VICKREY’S TWELVE PRINCIPLES FOR EFFICIENT CONGESTION PRICING (1992)
Brief summary of Prof. William S. Vickrey’s "Principles for Efficient Congestion Pricing." A longer version may be found at http://tinyurl.com/277uxc.
Charges should equal or exceed the marginal social cost of each trip.
Charges should vary in sufficiently small increment to avoid creating mini-peaks.
Marginal social cost should be determined by the amount of time a vehicle is in the congestion queue. A vehicle arriving early in a congestion queue causes more congestion than one arriving late.
Charges are optimally based on trip segments rather than passage beyond a point.
Charges are optimally based on actual congestion rather than a predetermined schedule. Ideally drivers could be warned to stay away from certain areas where accidents had occurred and would be penalized for ignoring the warning.
All vehicles should be charged including trucks, emergency and media vehicles, and the vehicles of “public officials and diplomats.” The City should be aware, “even if this is only an accounting transfer,” of the congestion it causes.
Taxicabs should be charged and the charge should appear on the meter so that the passenger pays.
On-street parking spaces should be charged for based on the percentage of spaces on the block that are occupied. If 5 percent or fewer spaces are vacant, the charge should be high. If 20 percent or more spaces are vacant, the charge should decline to little or nothing.
Parking charges could be assessed by assigning each vehicle an account or card.

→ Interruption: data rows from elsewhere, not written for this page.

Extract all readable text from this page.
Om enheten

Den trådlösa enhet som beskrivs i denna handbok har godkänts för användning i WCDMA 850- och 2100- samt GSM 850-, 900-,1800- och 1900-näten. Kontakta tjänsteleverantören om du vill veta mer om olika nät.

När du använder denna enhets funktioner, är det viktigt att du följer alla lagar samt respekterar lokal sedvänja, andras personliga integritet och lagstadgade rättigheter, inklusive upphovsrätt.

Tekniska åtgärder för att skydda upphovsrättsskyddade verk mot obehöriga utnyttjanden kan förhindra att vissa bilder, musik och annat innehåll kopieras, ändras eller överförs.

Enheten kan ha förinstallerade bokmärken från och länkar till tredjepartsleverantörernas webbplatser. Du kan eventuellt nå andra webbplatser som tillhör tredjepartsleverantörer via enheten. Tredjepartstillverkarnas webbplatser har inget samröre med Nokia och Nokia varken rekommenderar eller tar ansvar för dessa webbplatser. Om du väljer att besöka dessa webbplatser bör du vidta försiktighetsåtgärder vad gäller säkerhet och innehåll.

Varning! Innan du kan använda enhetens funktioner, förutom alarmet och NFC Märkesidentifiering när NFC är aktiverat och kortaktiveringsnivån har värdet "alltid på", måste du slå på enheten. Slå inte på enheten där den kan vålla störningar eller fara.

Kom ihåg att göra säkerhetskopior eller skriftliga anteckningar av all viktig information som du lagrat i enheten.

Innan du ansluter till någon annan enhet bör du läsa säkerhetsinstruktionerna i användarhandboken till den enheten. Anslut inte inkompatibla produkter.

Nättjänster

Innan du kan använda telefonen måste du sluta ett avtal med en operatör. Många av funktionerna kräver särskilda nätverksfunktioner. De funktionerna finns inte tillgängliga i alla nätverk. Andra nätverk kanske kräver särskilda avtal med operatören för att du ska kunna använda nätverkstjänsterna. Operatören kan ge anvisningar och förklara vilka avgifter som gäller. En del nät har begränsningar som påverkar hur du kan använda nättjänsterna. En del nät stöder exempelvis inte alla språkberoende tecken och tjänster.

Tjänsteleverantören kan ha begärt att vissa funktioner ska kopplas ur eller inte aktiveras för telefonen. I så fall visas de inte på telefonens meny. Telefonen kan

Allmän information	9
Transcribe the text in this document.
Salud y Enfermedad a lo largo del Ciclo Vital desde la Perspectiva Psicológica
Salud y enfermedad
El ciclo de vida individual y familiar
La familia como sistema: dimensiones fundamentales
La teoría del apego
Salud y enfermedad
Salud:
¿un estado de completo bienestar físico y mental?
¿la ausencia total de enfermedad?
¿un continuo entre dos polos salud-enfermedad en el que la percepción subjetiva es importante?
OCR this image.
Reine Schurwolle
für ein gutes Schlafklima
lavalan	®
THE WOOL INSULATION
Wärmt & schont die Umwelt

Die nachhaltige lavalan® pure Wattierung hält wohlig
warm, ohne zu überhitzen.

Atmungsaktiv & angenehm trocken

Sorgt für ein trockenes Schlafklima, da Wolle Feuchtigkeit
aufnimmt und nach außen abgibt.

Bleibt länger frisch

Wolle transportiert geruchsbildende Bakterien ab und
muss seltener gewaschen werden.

Or parking charges could be assessed using parking ticket vending machines, which will display an hourly charged based on the percentage of spaces that are vacant, which can be computed by the machine.
Delivery vehicles require loading bays and a system that imposes extra charges when they double-park.
The majority of the population that benefits from congestion pricing – and will see faster buses and emergency vehicles – should support it strongly to offset those who feel they lose the most.